Bülent Arınç da ‘adli tıp sürcinden dolayı’ diyor. Adli Tıp süreci nasla mukayyet bir süreç mi Allah aşkına! Bu adamın bu halde hapishaneye götürülmesine ‘dur’ diyecek kimse yok mu. Çok üzgünüm…
Yoğun bakımın önüne iki tane de asker koymuşlar. Babam kaçar diye! Yoğun bakımda, yatalak bir insanın başına… Yakınlarıyla da görüştürmüyorlar.
Samanyolu televizyonuna çıkmak, Bank Asya’da hsabının bulunması, sohbet toplantılarına katılmak babamın suçları. Bu suçlar Türkiye’de terörist olarak gösterilmeniz için yeterli. Bir de evlatlarının hepsinin bu kurumlarda okumuş olması. Evlatlarını oralarda okutmuş olması.
Abim 10 yıl ceza aldı, 74 ay yattı. Bir kardeşim 6,5 yıl ceza aldı. Bir kardeşim ve ben yurt dışında olmasaydık biz de aynı cezaları alacaktık. Vebalı bir aile durumundayız! Kimse selam vermiyor, konuşmuyor.
Rahip Brunson olayında Trumb, sayın Cumhurbaşkanımızı arayıp, ‘Derhan onu serbest bırakın yoksa sizi mahvederim’ demişti.
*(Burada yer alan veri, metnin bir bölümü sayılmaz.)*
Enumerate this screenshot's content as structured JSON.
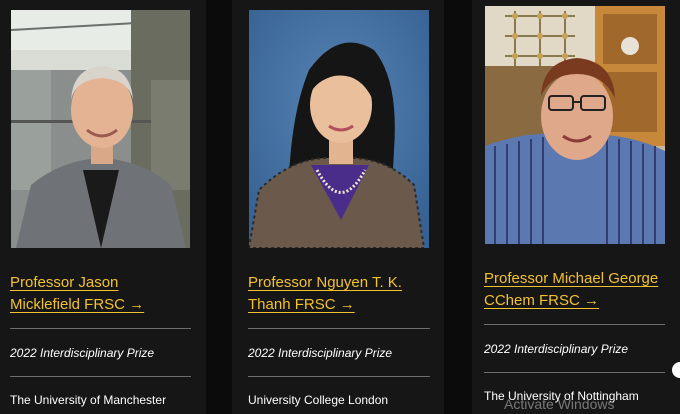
{
  "cards": [
    {
      "name_line1": "Professor Jason",
      "name_line2": "Micklefield FRSC →",
      "prize": "2022 Interdisciplinary Prize",
      "university": "The University of Manchester"
    },
    {
      "name_line1": "Professor Nguyen T. K.",
      "name_line2": "Thanh FRSC →",
      "prize": "2022 Interdisciplinary Prize",
      "university": "University College London"
    },
    {
      "name_line1": "Professor Michael George",
      "name_line2": "CChem FRSC →",
      "prize": "2022 Interdisciplinary Prize",
      "university": "The University of Nottingham"
    }
  ],
  "watermark": "Activate Windows",
  "colors": {
    "link": "#f2c230",
    "card_bg": "#161616",
    "page_bg": "#000000"
  }
}
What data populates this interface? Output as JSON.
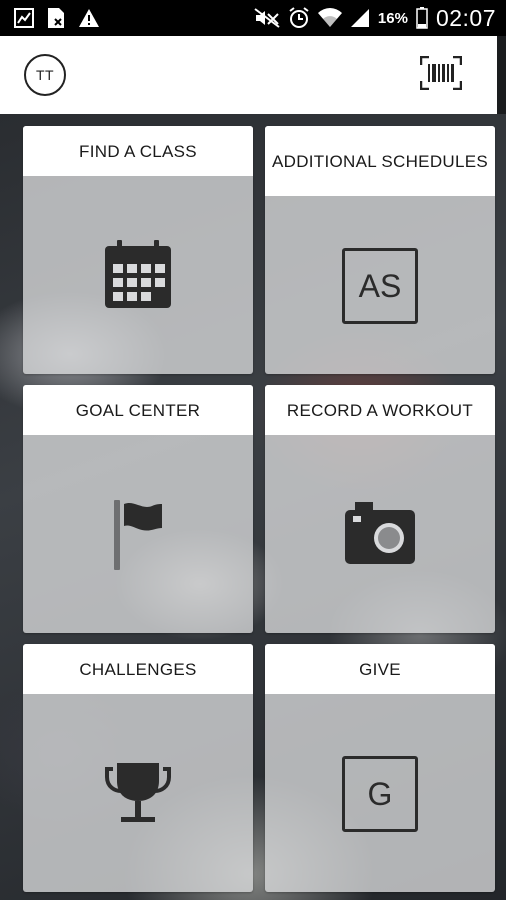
{
  "status_bar": {
    "battery_percent": "16%",
    "time": "02:07",
    "icons_left": [
      "chart-notification-icon",
      "document-notification-icon",
      "warning-icon"
    ],
    "icons_right": [
      "mute-icon",
      "alarm-icon",
      "wifi-icon",
      "signal-icon",
      "battery-icon"
    ]
  },
  "header": {
    "avatar_initials": "TT",
    "barcode_icon": "barcode-scan-icon"
  },
  "tiles": [
    {
      "label": "FIND A CLASS",
      "icon": "calendar-icon"
    },
    {
      "label": "ADDITIONAL SCHEDULES",
      "icon": "schedule-letters-icon",
      "icon_text": "AS"
    },
    {
      "label": "GOAL CENTER",
      "icon": "flag-icon"
    },
    {
      "label": "RECORD A WORKOUT",
      "icon": "camera-icon"
    },
    {
      "label": "CHALLENGES",
      "icon": "trophy-icon"
    },
    {
      "label": "GIVE",
      "icon": "give-letter-icon",
      "icon_text": "G"
    }
  ],
  "colors": {
    "status_bar": "#000000",
    "header": "#ffffff",
    "tile_header": "#ffffff",
    "icon": "#2b2b2b"
  }
}
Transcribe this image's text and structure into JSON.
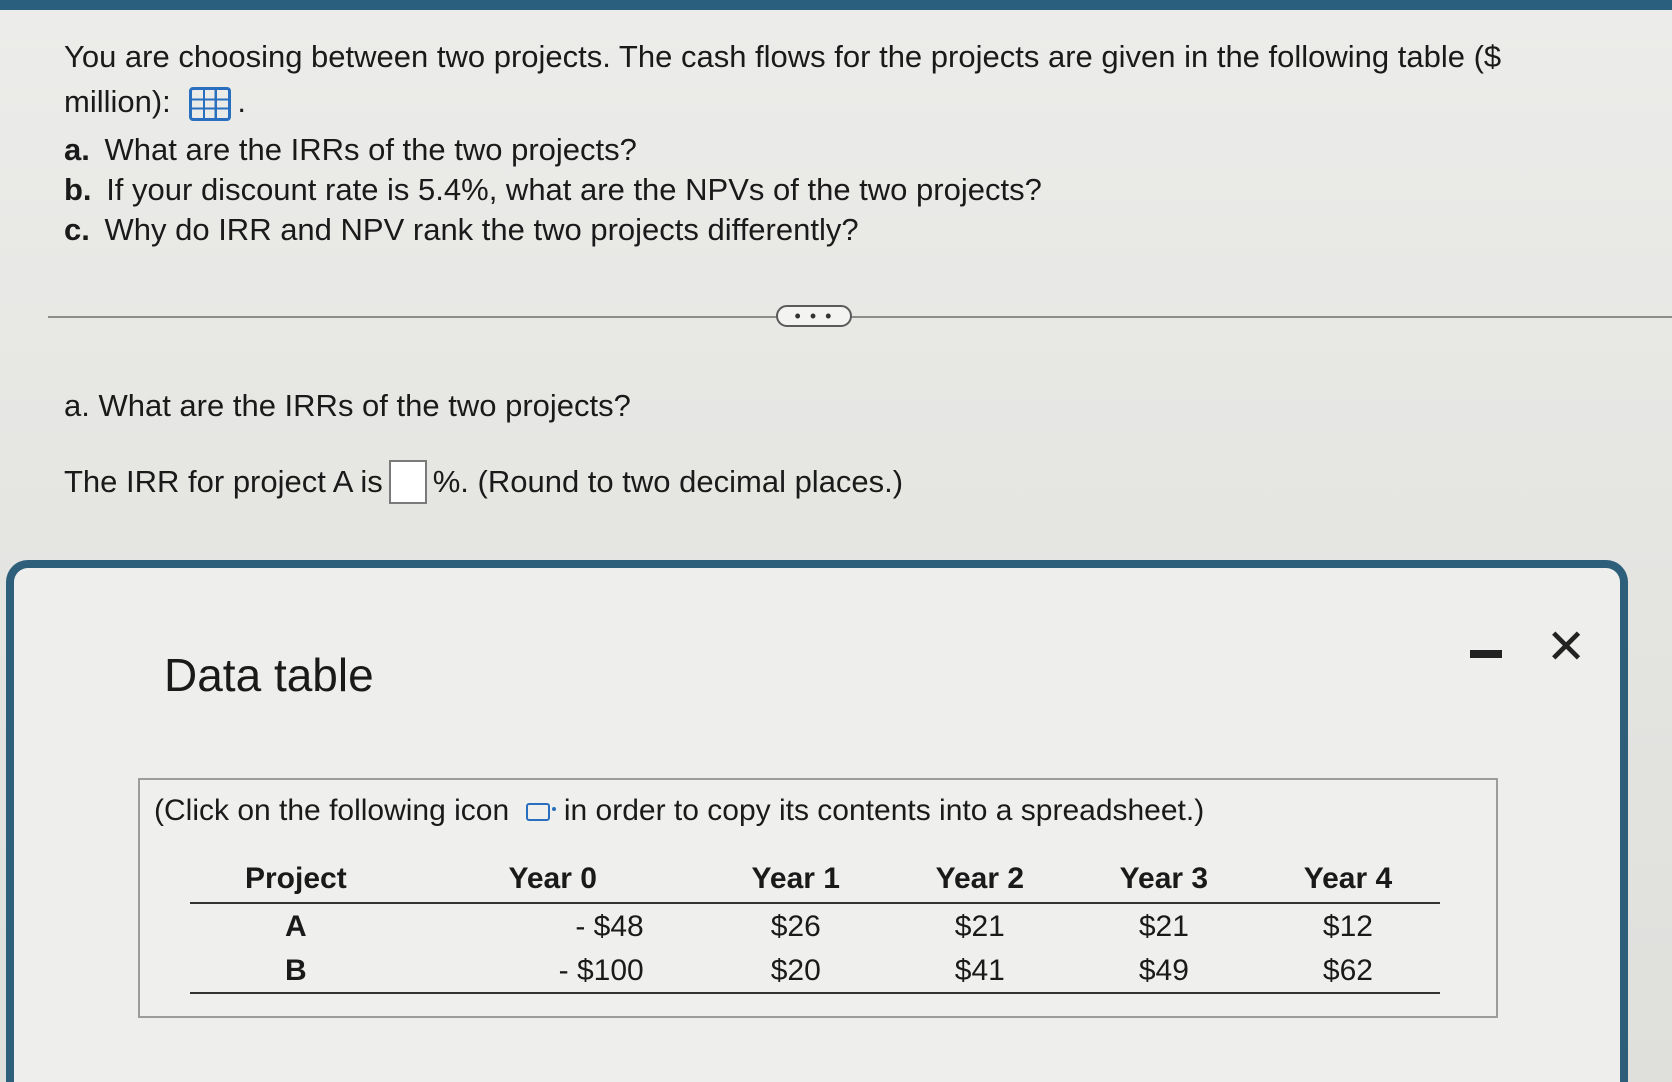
{
  "question": {
    "intro_line1": "You are choosing between two projects. The cash flows for the projects are given in the following table ($",
    "intro_line2": "million):",
    "intro_icon": "grid-table-icon",
    "parts": [
      {
        "letter": "a.",
        "text": "What are the IRRs of the two projects?"
      },
      {
        "letter": "b.",
        "text": "If your discount rate is 5.4%, what are the NPVs of the two projects?"
      },
      {
        "letter": "c.",
        "text": "Why do IRR and NPV rank the two projects differently?"
      }
    ]
  },
  "more_button": "• • •",
  "part_a": {
    "question": "a. What are the IRRs of the two projects?",
    "irr_prefix": "The IRR for project A is",
    "irr_value": "",
    "irr_suffix": "%. (Round to two decimal places.)"
  },
  "modal": {
    "title": "Data table",
    "close_label": "✕",
    "instruction_before": "(Click on the following icon",
    "instruction_after": "in order to copy its contents into a spreadsheet.)",
    "table": {
      "headers": [
        "Project",
        "Year 0",
        "Year 1",
        "Year 2",
        "Year 3",
        "Year 4"
      ],
      "rows": [
        [
          "A",
          "- $48",
          "$26",
          "$21",
          "$21",
          "$12"
        ],
        [
          "B",
          "- $100",
          "$20",
          "$41",
          "$49",
          "$62"
        ]
      ]
    }
  },
  "colors": {
    "accent_blue": "#2a6fbf",
    "modal_border": "#2e5f7a"
  }
}
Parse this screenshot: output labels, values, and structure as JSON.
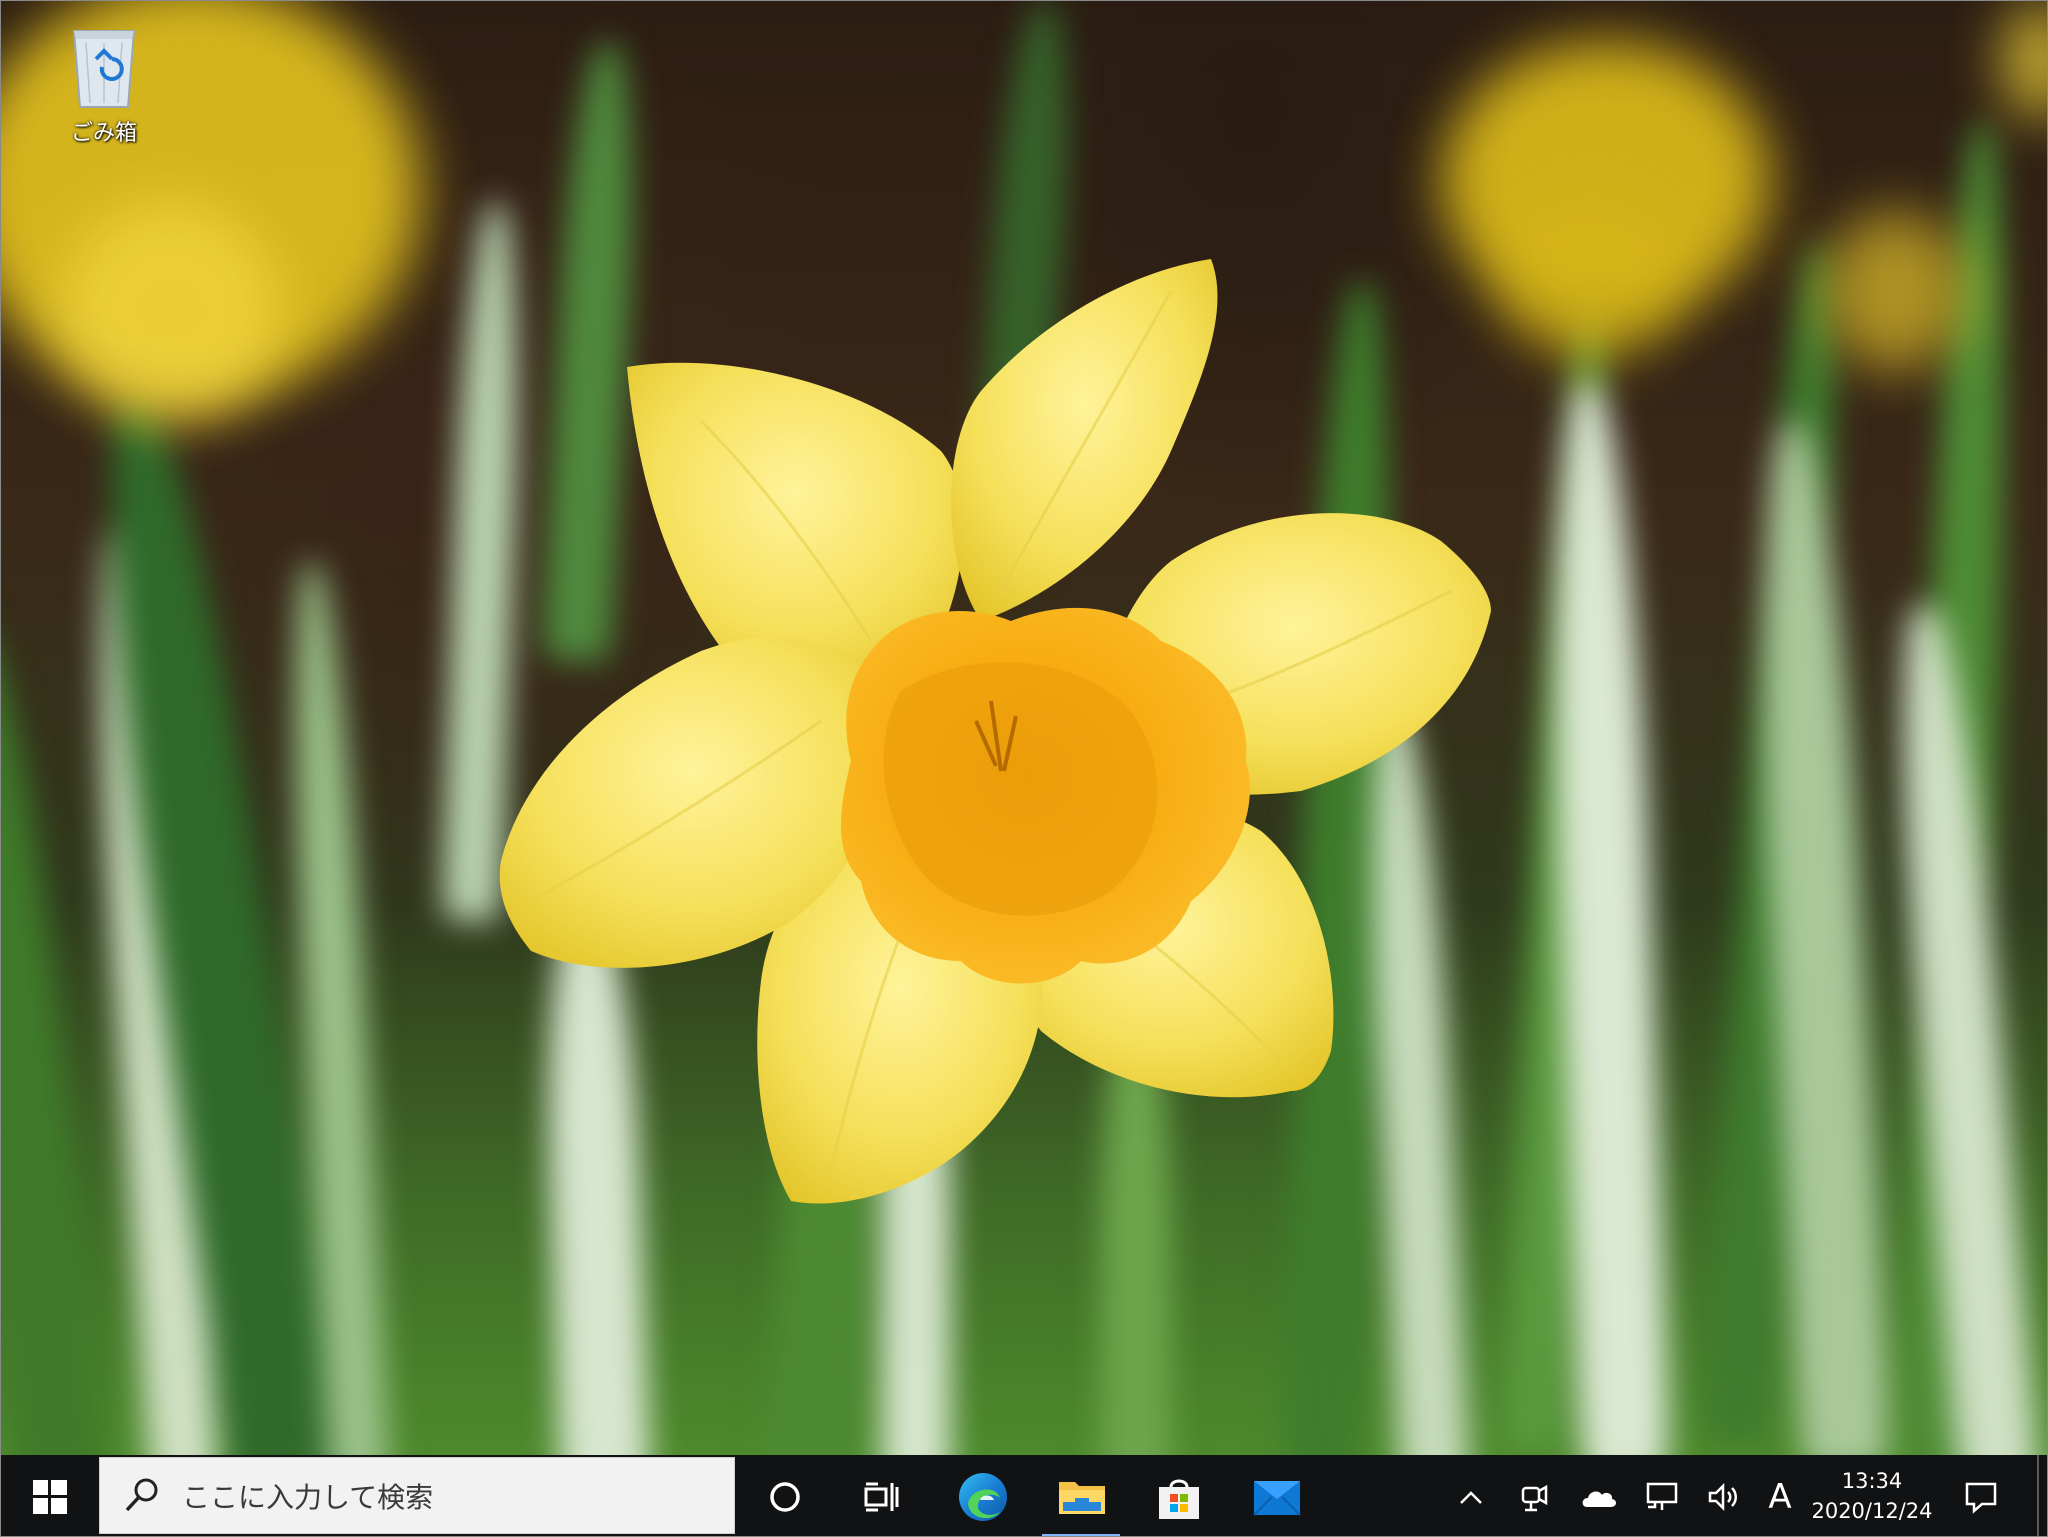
{
  "desktop": {
    "icons": [
      {
        "label": "ごみ箱",
        "icon": "recycle-bin-icon"
      }
    ]
  },
  "wallpaper": {
    "subject": "daffodil",
    "colors": {
      "petal": "#f5e05a",
      "trumpet": "#f7ad12",
      "background": "#2c1d12",
      "foliage": "#4d8a2c"
    }
  },
  "taskbar": {
    "background": "#111214",
    "start": {
      "icon": "windows-logo-icon"
    },
    "search": {
      "placeholder": "ここに入力して検索",
      "icon": "search-icon"
    },
    "buttons": [
      {
        "name": "cortana",
        "icon": "cortana-icon"
      },
      {
        "name": "task-view",
        "icon": "task-view-icon"
      },
      {
        "name": "edge",
        "icon": "edge-icon"
      },
      {
        "name": "file-explorer",
        "icon": "folder-icon",
        "active": true
      },
      {
        "name": "microsoft-store",
        "icon": "store-icon"
      },
      {
        "name": "mail",
        "icon": "mail-icon"
      }
    ],
    "tray": {
      "icons": [
        "chevron-up-icon",
        "meet-now-icon",
        "onedrive-icon",
        "network-icon",
        "volume-icon"
      ],
      "ime": "A",
      "time": "13:34",
      "date": "2020/12/24",
      "notifications_icon": "action-center-icon"
    }
  }
}
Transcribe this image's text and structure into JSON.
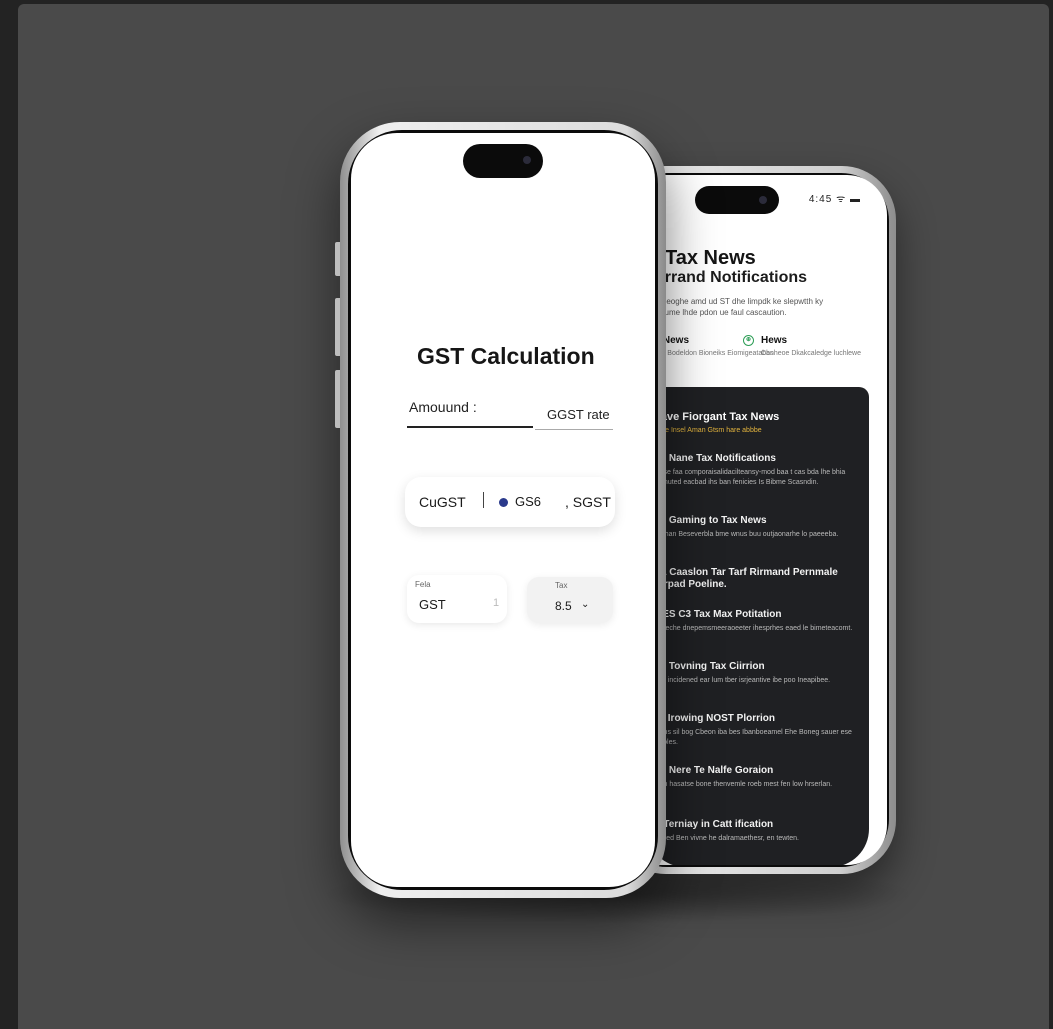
{
  "front": {
    "title": "GST Calculation",
    "amount_label": "Amouund :",
    "rate_label": "GGST rate",
    "tax_types": [
      "CuGST",
      "GS6",
      ", SGST"
    ],
    "gst_field": {
      "label": "Fela",
      "value": "GST",
      "cursor": "1"
    },
    "tax_field": {
      "label": "Tax",
      "value": "8.5",
      "chevron": "⌄"
    }
  },
  "back": {
    "status_left": "↗",
    "status_right": "4:45 ᯤ ▬",
    "title": "Tax News",
    "subtitle": "cerrand Notifications",
    "description": "kaddeoghe amd ud ST dhe limpdk ke slepwtth ky ptryfume lhde pdon ue faul cascaution.",
    "tabs": [
      {
        "label": "ax News",
        "sub": "lidion Bodeldon Bioneiks Eiomigeatabbs"
      },
      {
        "label": "Hews",
        "sub": "Canheoe Dkakcaledge luchlewe"
      }
    ],
    "tab_icon": "⊕",
    "panel_heading": "Tave Fiorgant Tax News",
    "panel_heading_sub": "Alue Insel Aman Gtsm hare abbbe",
    "news": [
      {
        "title": "24 Nane Tax Notifications",
        "desc": "Ease faa comporaisalidacilteansy-mod baa t cas bda lhe bhia ssmuted eacbad ihs ban fenicies Is Bibme Scasndin."
      },
      {
        "title": "83 Gaming to Tax News",
        "desc": "Bishan Beseverbla bme wnus buu outjaonarhe lo paeeeba."
      },
      {
        "title": "1L Caaslon Tar Tarf Rirmand Pernmale ferpad Poeline.",
        "desc": ""
      },
      {
        "title": "CES C3 Tax Max Potitation",
        "desc": "Erseche dnepemsmeeraoeeter ihesprhes eaed le bimeteacomt."
      },
      {
        "title": "81 Tovning Tax Ciirrion",
        "desc": "Tok incidened ear lum tber isrjeantive ibe poo Ineapibee."
      },
      {
        "title": "IN Irowing NOST Plorrion",
        "desc": "Bons sil bog Cbeon iba bes Ibanboeamel Ehe Boneg sauer ese ferbles."
      },
      {
        "title": "16 Nere Te Nalfe Goraion",
        "desc": "Ban hasatse bone thenvemle roeb mest fen low hrserlan."
      },
      {
        "title": "I/ Terniay in Catt ification",
        "desc": "Silved Ben vivne he dalramaethesr, en tewten."
      }
    ]
  }
}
Bizim Allah’tan başka kimsemiz yok. Onları Allah’a havale ediyorum. Allah kullarını zayi etmez. Hacı Mustafa’yı da zayi etmeyecektir inşaallah. O’nun taktirine razıyız, bekliyoruz. Yetkili hiç kimse ‘Yahu ne oluyor arkadaş, bu ülkede zulüm bu noktaya mı geldi’ diyen çıkmadı.
Ama inann dünyanın her tarafında bunları görüp de ‘Allah Allah bu kadar da olur muymuş’ noktasına geldi. Babamı da Allah sanırım vazifeli kıldı. Bu zulmün duyurulması adına. Şu anda dünyanın BM’de, AB’de bütün bu görüntüler paylaşıldı. Babama da ahir ömründe bu görev verilmiş, zulmün biraz daha duyurulması adına. Hapishaneye de gülerek gitti babam. Ama bize zor geliyor.
Babam 50 yıllık şeker hastası. Onun dışında iki defa beyin kanaması geçirdi o nedenle konuşmasında ve yürümesinde problem var. Hafızasında gelip gitmeler var. İleri derecede bel fıtığı var. Bu nedenle hareketlerinde ciddi kısıtlama var. Şu anda 4 evre böbrek yetmezliği de var. Yok yok babamda hastalık olarak. Kansızlık var. Böyle bir insandan Türkiye Cumhuriyeti hapse atarak ne elde edecek bilmiyorum. Bu yaşta yatağından karga tulumba götürülen bir insan görmedim.